なお現行法では「相当の対価」と呼ばれていますが、2016年春に施行予定の改正法で「相当の利益」と呼ばれるようになります。

以下、改正法をもとにまとめます。

 

(A)契約、勤務規則その他の定めにおいて相当の利益を定める場合-35条5項

5 契約、勤務規則その他の定めにおいて相当の利益について定める場合には、相当の利益の内容を決定するための基準の策定に際して使用者等と従業者等との間で 行われる協議の状況、策定された当該基準の開示の状況、相当の利益の内容の決定について行われる従業者等からの意見の聴取の状況等を考慮して、 その定めたところにより相当の利益を与えることが不合理であると認められるものであつてはならない。
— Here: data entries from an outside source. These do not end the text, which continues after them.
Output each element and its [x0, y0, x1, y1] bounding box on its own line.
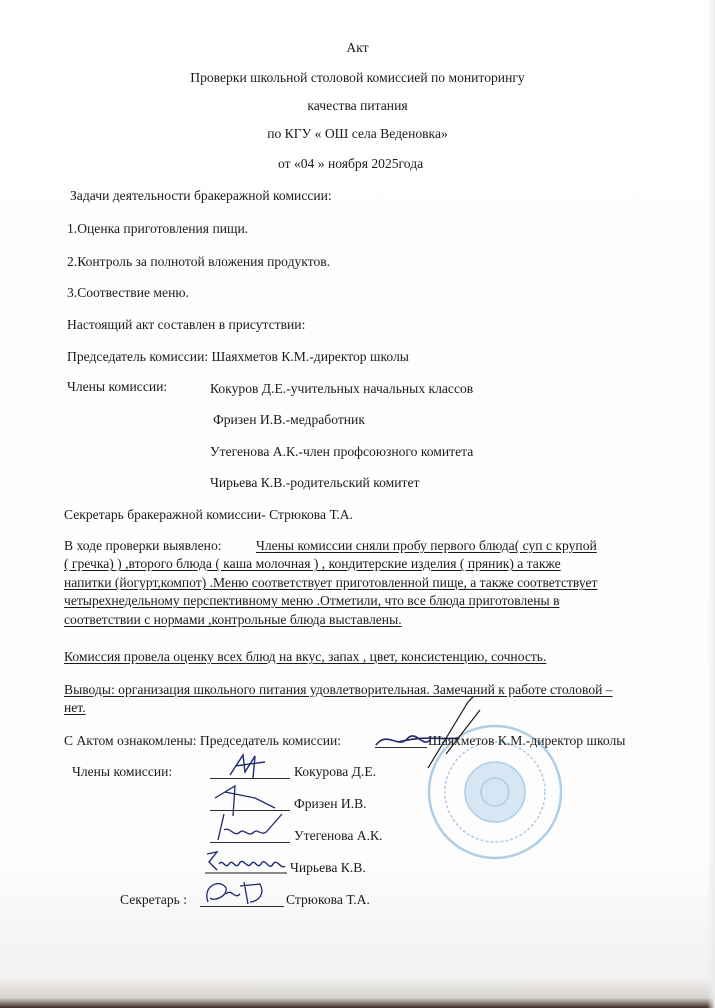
member-1: Кокуров Д.Е.-учительных начальных классо…: [210, 382, 473, 396]
chairman-signature: [368, 690, 488, 770]
conclusion-line-2: нет.: [64, 701, 86, 715]
document-subtitle-line1: Проверки школьной столовой комиссией по …: [0, 71, 715, 85]
member-signature-3: [210, 808, 290, 848]
ack-member-1: Кокурова Д.Е.: [294, 765, 376, 779]
ack-members-label: Члены комиссии:: [72, 765, 172, 779]
chairman-line: Председатель комиссии: Шаяхметов К.М.-ди…: [67, 350, 409, 364]
organization-name: по КГУ « ОШ села Веденовка»: [0, 127, 715, 141]
ack-member-4: Чирьева К.В.: [290, 861, 366, 875]
findings-line-1: Члены комиссии сняли пробу первого блюда…: [256, 539, 597, 553]
task-item-2: 2.Контроль за полнотой вложения продукто…: [67, 255, 330, 269]
findings-line-3: напитки (йогурт,компот) .Меню соответств…: [64, 576, 597, 590]
member-2: Фризен И.В.-медработник: [213, 413, 365, 427]
findings-line-4: четырехнедельному перспективному меню .О…: [64, 594, 560, 608]
ack-member-2: Фризен И.В.: [294, 797, 367, 811]
members-label: Члены комиссии:: [67, 380, 167, 394]
evaluation-line: Комиссия провела оценку всех блюд на вку…: [64, 650, 546, 664]
task-item-1: 1.Оценка приготовления пищи.: [67, 222, 248, 236]
document-page: [0, 0, 715, 1008]
findings-line-2: ( гречка) ) ,второго блюда ( каша молочн…: [64, 557, 561, 571]
document-title: Акт: [0, 41, 715, 55]
presence-intro: Настоящий акт составлен в присутствии:: [67, 318, 305, 332]
document-date: от «04 » ноября 2025года: [278, 157, 423, 171]
ack-secretary-label: Секретарь :: [120, 893, 187, 907]
ack-secretary: Стрюкова Т.А.: [286, 893, 370, 907]
member-signature-4: [203, 846, 288, 876]
ack-chairman: Шаяхметов К.М.-директор школы: [428, 734, 625, 748]
findings-line-5: соответствии с нормами ,контрольные блюд…: [64, 613, 402, 627]
ack-member-3: Утегенова А.К.: [294, 829, 382, 843]
secretary-signature: [200, 876, 270, 908]
ack-intro: С Актом ознакомлены: Председатель комисс…: [64, 734, 341, 748]
tasks-heading: Задачи деятельности бракеражной комиссии…: [70, 189, 332, 203]
task-item-3: 3.Соотвествие меню.: [67, 286, 189, 300]
conclusion-line-1: Выводы: организация школьного питания уд…: [64, 683, 613, 697]
secretary-line: Секретарь бракеражной комиссии- Стрюкова…: [64, 508, 353, 522]
member-4: Чирьева К.В.-родительский комитет: [210, 476, 419, 490]
page-edge-shadow: [707, 0, 715, 1008]
findings-label: В ходе проверки выявлено:: [64, 539, 222, 553]
document-subtitle-line2: качества питания: [0, 99, 715, 113]
member-3: Утегенова А.К.-член профсоюзного комитет…: [210, 445, 473, 459]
以下のこと等を考慮して、不合理であってはなりません。

(1)使用者等と従業者等との間で行われる協議の状況

(2)策定された当該基準の開示の状況

(3)相当の利益の内容の決定について行われる従業者等からの意見の聴取の状況

 

つまり(1)協議、(2)開示、(3)意見の聴取です。

 

(B)相当の利益についての定めがない場合又は不合理であると認められる場合(35条7項)
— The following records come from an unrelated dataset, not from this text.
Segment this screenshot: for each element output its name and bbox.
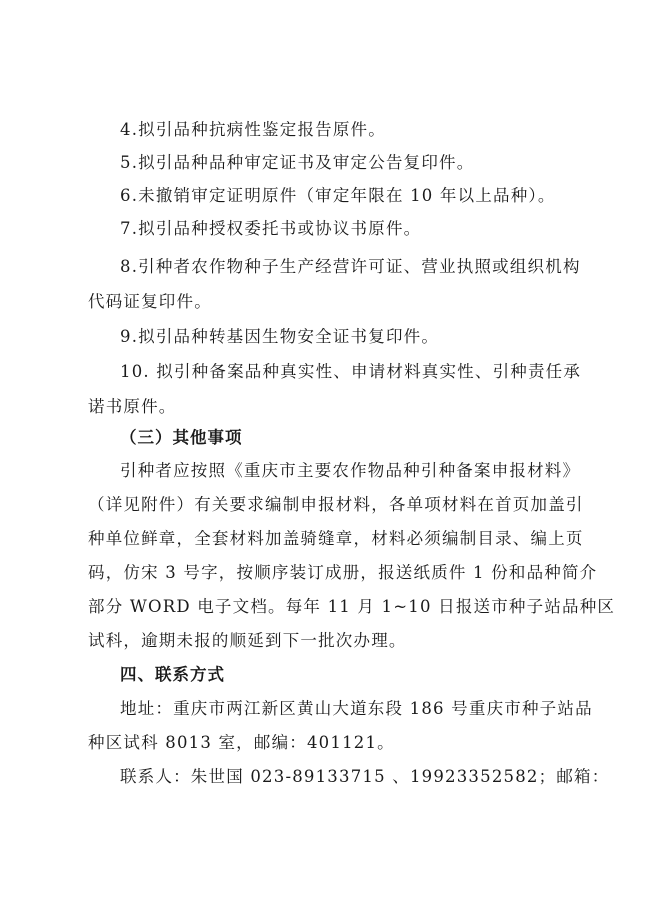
paragraph-line: 诺书原件。: [88, 397, 562, 417]
paragraph-line: 9.拟引品种转基因生物安全证书复印件。: [88, 327, 562, 347]
paragraph-line: 7.拟引品种授权委托书或协议书原件。: [88, 219, 562, 239]
section-heading: （三）其他事项: [88, 428, 562, 448]
paragraph-line: 10. 拟引种备案品种真实性、申请材料真实性、引种责任承: [88, 362, 562, 382]
paragraph-line: 种区试科 8013 室，邮编：401121。: [88, 733, 562, 753]
paragraph-line: 联系人：朱世国 023-89133715 、19923352582；邮箱：: [88, 767, 562, 787]
paragraph-line: 引种者应按照《重庆市主要农作物品种引种备案申报材料》: [88, 461, 562, 481]
paragraph-line: 种单位鲜章，全套材料加盖骑缝章，材料必须编制目录、编上页: [88, 529, 562, 549]
paragraph-line: 8.引种者农作物种子生产经营许可证、营业执照或组织机构: [88, 257, 562, 277]
paragraph-line: 部分 WORD 电子文档。每年 11 月 1~10 日报送市种子站品种区: [88, 597, 562, 617]
paragraph-line: 代码证复印件。: [88, 292, 562, 312]
paragraph-line: 4.拟引品种抗病性鉴定报告原件。: [88, 120, 562, 140]
paragraph-line: 地址：重庆市两江新区黄山大道东段 186 号重庆市种子站品: [88, 699, 562, 719]
paragraph-line: 码，仿宋 3 号字，按顺序装订成册，报送纸质件 1 份和品种简介: [88, 563, 562, 583]
paragraph-line: 6.未撤销审定证明原件（审定年限在 10 年以上品种）。: [88, 186, 562, 206]
paragraph-line: （详见附件）有关要求编制申报材料，各单项材料在首页加盖引: [88, 495, 562, 515]
section-heading: 四、联系方式: [88, 665, 562, 685]
paragraph-line: 试科，逾期未报的顺延到下一批次办理。: [88, 631, 562, 651]
paragraph-line: 5.拟引品种品种审定证书及审定公告复印件。: [88, 153, 562, 173]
7 相当の利益についての定めがない場合又はその定めたところにより相当の利益を与えることが第五項の規定により不合理であると認められる場合には、第四項の規定により受けるべき相当の利益の内容は、その発明により使用者等が受けるべき利益の額、その発明に関連して使用者等が行う負担、貢献及び従業者等の処遇その他の事情を考慮して定めなければならない。

以下のことを考慮して相当の利益を定める必要があります。

(1)その発明により使用者等が受けるべき利益の額

(2)その発明に関連して使用者等が行う負担、貢献及び従業者等の処遇その他の事情

 

■用語解説

〈その発明に関連して使用者等が行う負担、貢献〉

当該発明の完成までに行う負担や貢献のみならず、当該発明の完成後にそれを事業化するために行う負担や貢献等を広く含む。例えば、当該発明の特許出願手続に必要な費用の負担や当該従業者等以外の者の関与、当該発明の事業化に必要な費用の負担や改良活動、当該発明の事業化の過程で必要な営業活動等、様々な事実・事情が含まれる。